Impianto di itticoltura Tutti soldi sprecati

A Santa Marina la struttura è ridotta in rovina a 20 anni dalla costruzione. Pochissimi i lavoratori assunti, avrebbe inquinato il mare

SANTA MARINA. I rovi coprono la recinzione e anche il capannone maestoso in cemento, ridotto a rovina dopo circa 20 anni dalla costruzione. E i rampicanti stanno avendo la meglio anche sulla montagna di rifiuti lasciati alle intemperie: materiale edile, infissi arrugginiti e addirittura camion abbandonati. Immerse ormai nel verde, invece, le vasche utilizzate per l’allevamento di spigole e orate. E’ quel che resta dell’impianto di itticoltura costruito circa venti anni fa dalla comunità montana alla foce del fiume Bussento. La struttura, costata oltre venti miliardi di vecchie lire, era nata per creare occupazione ma invece nel corso degli anni ha creato molto più lavoro per ingegneri ed avvocati. Pochissimi i lavoratori assunti con contratti fantasma e con stipendi da elemosina che alcuni di loro sembrerebbe, addirittura, non abbiano ancora ricevuto. Dall’80 fino a pochi anni fa (quando la struttura è stata definitivamente chiusa a seguito del fallimento della società che la gestiva), sono state prodotte una mole colossale di progettazioni, costate diversi milioni delle vecchie lire alle quali sono seguite diverse decine di ricorsi e denunce.

Il primo finanziamento da capogiro circa 25 anni fa: undici miliardi delle vecchie lire vennero erogati dal ministero dell’Ambiente per valorizzare il fiume Bussento. Poi negli anni il progetto ha preso altre vie. L’impianto di itticoltura è ritenuto uno dei responsabili dell’inquinamento del mare del golfo di Policastro: finì prima nei faldoni del Palazzo di giustizia di Sala Consilina, poi al Riesame, al Tar fino a giungere in Cassazione. Indagini sull’allevamento sono state svolte negli anni anche dalla Capitaneria di Porto, dai carabinieri di Sapri e dal Noe di Salerno, dagli esperti dell’Ecram e dalla Sovrintendenza di Salerno che riscontrò gravi abusi edilizi per i quali dispose l’abbattimento. Nel 2002 ben ottantadue persone finirono nel registro degli indagati poiché ritenuti responsabili, a vario titolo, di truffa aggravata, falso ai danni dello Stato e della Comunità europea, falso ideologico in atto pubblico e abuso d’ufficio.

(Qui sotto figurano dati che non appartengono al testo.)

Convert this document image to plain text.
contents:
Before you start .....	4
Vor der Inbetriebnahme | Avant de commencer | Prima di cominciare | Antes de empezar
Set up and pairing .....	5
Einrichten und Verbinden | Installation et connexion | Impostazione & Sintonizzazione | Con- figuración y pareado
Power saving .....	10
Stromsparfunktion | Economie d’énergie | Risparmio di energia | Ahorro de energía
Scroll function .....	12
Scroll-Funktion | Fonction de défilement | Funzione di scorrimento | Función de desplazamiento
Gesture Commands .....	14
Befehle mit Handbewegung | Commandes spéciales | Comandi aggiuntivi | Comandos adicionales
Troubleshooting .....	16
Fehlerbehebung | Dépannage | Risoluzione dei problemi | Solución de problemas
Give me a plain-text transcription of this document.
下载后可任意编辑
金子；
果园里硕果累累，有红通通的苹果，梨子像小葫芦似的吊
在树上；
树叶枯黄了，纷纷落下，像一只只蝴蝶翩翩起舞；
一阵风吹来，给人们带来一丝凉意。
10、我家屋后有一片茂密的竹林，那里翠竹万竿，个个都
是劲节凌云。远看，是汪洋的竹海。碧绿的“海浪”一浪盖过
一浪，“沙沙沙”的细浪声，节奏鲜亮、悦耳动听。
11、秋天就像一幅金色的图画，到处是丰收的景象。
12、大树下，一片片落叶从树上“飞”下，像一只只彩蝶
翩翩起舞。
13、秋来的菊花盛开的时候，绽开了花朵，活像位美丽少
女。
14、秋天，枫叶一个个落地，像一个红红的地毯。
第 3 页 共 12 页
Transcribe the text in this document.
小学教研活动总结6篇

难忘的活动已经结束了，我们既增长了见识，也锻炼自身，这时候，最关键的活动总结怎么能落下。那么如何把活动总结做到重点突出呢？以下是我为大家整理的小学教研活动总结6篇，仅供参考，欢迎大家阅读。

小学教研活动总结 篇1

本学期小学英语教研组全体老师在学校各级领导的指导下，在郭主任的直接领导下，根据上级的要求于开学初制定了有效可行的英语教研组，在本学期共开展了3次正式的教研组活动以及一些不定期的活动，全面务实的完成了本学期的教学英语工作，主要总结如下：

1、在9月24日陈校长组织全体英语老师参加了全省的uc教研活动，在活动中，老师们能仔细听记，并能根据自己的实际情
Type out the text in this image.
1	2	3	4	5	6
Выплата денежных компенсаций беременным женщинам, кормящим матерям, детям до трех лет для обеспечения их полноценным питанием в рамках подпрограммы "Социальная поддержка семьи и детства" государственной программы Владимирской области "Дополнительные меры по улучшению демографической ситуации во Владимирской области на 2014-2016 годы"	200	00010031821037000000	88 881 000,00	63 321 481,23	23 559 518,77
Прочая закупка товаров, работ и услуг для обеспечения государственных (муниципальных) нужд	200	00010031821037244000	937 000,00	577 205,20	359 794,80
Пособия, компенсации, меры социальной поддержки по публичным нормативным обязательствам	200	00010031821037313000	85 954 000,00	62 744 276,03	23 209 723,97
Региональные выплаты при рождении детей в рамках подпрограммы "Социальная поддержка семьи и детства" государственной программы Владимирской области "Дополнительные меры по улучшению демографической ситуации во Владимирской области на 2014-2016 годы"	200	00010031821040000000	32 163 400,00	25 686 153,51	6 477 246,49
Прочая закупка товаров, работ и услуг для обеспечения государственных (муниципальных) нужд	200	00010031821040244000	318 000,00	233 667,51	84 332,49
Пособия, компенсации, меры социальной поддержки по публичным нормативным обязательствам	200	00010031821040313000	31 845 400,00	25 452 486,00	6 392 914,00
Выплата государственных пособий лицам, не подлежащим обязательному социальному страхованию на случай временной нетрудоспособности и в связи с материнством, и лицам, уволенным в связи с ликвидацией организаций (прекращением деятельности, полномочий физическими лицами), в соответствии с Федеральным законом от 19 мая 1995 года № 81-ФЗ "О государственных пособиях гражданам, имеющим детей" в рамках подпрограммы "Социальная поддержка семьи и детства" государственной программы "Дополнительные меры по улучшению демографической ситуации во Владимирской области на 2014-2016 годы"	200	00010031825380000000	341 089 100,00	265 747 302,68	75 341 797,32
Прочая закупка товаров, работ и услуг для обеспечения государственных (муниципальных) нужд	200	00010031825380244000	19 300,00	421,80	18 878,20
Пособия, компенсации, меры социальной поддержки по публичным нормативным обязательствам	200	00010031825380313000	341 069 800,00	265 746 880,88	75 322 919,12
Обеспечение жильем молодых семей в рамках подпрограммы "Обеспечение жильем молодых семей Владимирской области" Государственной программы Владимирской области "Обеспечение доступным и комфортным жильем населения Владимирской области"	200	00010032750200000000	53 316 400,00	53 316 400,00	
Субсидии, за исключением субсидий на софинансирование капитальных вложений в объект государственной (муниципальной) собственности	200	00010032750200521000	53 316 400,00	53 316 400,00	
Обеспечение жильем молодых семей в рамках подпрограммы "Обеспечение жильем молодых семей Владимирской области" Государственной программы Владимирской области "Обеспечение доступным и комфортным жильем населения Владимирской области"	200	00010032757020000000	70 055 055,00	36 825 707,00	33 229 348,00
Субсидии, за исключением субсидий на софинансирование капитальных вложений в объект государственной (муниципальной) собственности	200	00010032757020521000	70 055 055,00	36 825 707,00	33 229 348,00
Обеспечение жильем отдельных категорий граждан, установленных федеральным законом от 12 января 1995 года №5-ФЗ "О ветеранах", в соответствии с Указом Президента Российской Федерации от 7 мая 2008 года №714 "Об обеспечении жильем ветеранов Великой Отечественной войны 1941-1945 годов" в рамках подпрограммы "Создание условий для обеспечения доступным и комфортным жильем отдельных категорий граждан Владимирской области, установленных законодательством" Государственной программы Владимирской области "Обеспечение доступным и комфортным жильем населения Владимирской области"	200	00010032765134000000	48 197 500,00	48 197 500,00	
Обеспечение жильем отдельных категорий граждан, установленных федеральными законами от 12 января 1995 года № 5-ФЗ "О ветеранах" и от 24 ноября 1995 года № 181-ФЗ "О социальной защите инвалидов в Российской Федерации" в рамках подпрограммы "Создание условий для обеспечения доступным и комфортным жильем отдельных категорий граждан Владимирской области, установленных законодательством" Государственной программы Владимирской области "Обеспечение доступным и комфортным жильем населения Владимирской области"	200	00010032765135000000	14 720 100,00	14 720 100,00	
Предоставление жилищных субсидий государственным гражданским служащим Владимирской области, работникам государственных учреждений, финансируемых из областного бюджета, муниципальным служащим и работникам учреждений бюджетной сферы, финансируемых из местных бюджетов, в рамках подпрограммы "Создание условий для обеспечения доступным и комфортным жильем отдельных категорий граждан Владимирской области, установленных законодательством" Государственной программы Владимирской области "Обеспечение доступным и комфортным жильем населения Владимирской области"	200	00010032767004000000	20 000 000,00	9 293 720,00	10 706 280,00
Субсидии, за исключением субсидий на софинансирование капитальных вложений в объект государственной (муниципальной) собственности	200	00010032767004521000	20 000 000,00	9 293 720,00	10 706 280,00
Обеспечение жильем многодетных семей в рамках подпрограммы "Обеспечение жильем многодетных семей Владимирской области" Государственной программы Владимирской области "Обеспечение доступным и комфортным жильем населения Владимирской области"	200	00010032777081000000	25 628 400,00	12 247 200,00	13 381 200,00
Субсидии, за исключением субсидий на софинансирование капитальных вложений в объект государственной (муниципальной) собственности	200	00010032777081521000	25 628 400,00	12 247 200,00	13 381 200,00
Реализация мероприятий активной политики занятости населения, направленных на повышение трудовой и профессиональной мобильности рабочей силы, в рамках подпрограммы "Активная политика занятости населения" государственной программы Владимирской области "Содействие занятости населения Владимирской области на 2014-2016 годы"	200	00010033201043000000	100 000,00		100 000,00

Alcuni sono stati prosciolti, altri rinviati a giudizio. Ma ormai tutto fa parte di un passato burrascoso. Da poche settimane la struttura, a seguito di un lungo contenzioso con la comunità montana, è divenuta proprietà del Comune di Santa Marina. Il sindaco Dionigi Fortunato, in attesa di effettuare la bonifica, ha interdetto completamente l’area. «Riqualificheremo e bonificheremo l’intera zona. Purtroppo – ha spiegato il primo cittadino - abbiamo ereditato una situazione gravissima».

Ed intanto il presidente del Consiglio comunale, nonché consigliere regionale Giovanni Fortunato, rilancia: «Qui sorgerà il più grande Acquapark della Campania – annuncia Fortunato – questa zona, simbolo dello spreco e del degrado, diventerà il luogo della rinascita. Quest’area, gestita per anni dalla comunità montana arrecando gravi danni al territorio, tornerà nelle mani dei cittadini per portare sviluppo e ricchezza».